ISLAMABAD: A division bench of the Islamabad High Court (IHC) on Friday refused to set aside the district administration’s notification for banning the entry of clerics from different schools of thought into the federal capital for a couple of months.
On September 26, the district magistrate of Islamabad had banned the entry of 16 clerics in the limits of the federal capital for two months. The step was taken on the advice of the Special Branch of the police in order to maintain peace and order in the city during Muharram.

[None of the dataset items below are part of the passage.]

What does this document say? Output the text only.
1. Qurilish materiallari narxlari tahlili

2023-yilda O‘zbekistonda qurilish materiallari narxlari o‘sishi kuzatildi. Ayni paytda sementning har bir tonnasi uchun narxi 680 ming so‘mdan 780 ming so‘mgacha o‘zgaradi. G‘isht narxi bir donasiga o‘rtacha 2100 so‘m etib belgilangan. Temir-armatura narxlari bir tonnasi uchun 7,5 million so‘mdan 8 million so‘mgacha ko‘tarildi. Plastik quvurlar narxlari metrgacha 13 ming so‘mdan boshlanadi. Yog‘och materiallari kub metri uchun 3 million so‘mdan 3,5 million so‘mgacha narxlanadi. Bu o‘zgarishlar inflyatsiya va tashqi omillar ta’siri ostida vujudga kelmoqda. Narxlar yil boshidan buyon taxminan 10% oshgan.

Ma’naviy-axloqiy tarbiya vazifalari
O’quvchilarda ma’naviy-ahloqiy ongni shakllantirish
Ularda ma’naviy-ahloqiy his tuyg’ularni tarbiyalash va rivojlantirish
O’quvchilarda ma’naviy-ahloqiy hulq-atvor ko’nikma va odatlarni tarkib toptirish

According to the notification issued by the district administration of Islamabad, the clerics whose entry has been banned in the federal capital include Hafiz Muhammad Saddique, Allama Tahir Ashraf, Muhammad Illyas Ghuman, Muhammad Muaviah Azam, Abdul Khaliq Rehmani, Dr Khadim Hussain Dhaloo, Aurangzeb Farooqi, Muhammad Yousaf Rizvi, Pir Irfan Al-Mashahdi, Khadim Hussain Rizvi, Asif Ashraf, Allama Ghazanfar Tunsavi, Allama Jaffar Jatoi, Zakir Syed Maqbool Hussain, Hafiz Tassadaq Hussain and Muhammad Iqbal. These clerics belong to the Deobandi, Barelvi and Shia schools of thought.
A petition was filed by the chairman of the Markazi Asna Ashri Trust Imam Bargah and though the petitioner had challenged the notification of September 26, the trust had wanted the court to set aside the ban on Shia clerics only.
The same petition was earlier rejected by IHC’s Justice Noorul Haq Qureshi, holding that the petition was not maintainable and had advised the petitioner to make representation before the district administration.
During the course of the hearing before the division bench consisting of Justice Athar Minallah and Justice Miangul Hassan Aurangzeb, Justice Minallah asked the petitioner’s counsel to apprise the court if the clerics had challenged the order in another forum.
When the counsel insisted that the court treat the matter as a special case as the clerics have been invited to deliver routine sermons, the judge replied that the law does not have room for extending favours in special circumstances. “The aggrieved party should have challenged the order as the trust was not the aggrieved party in this case,” he said.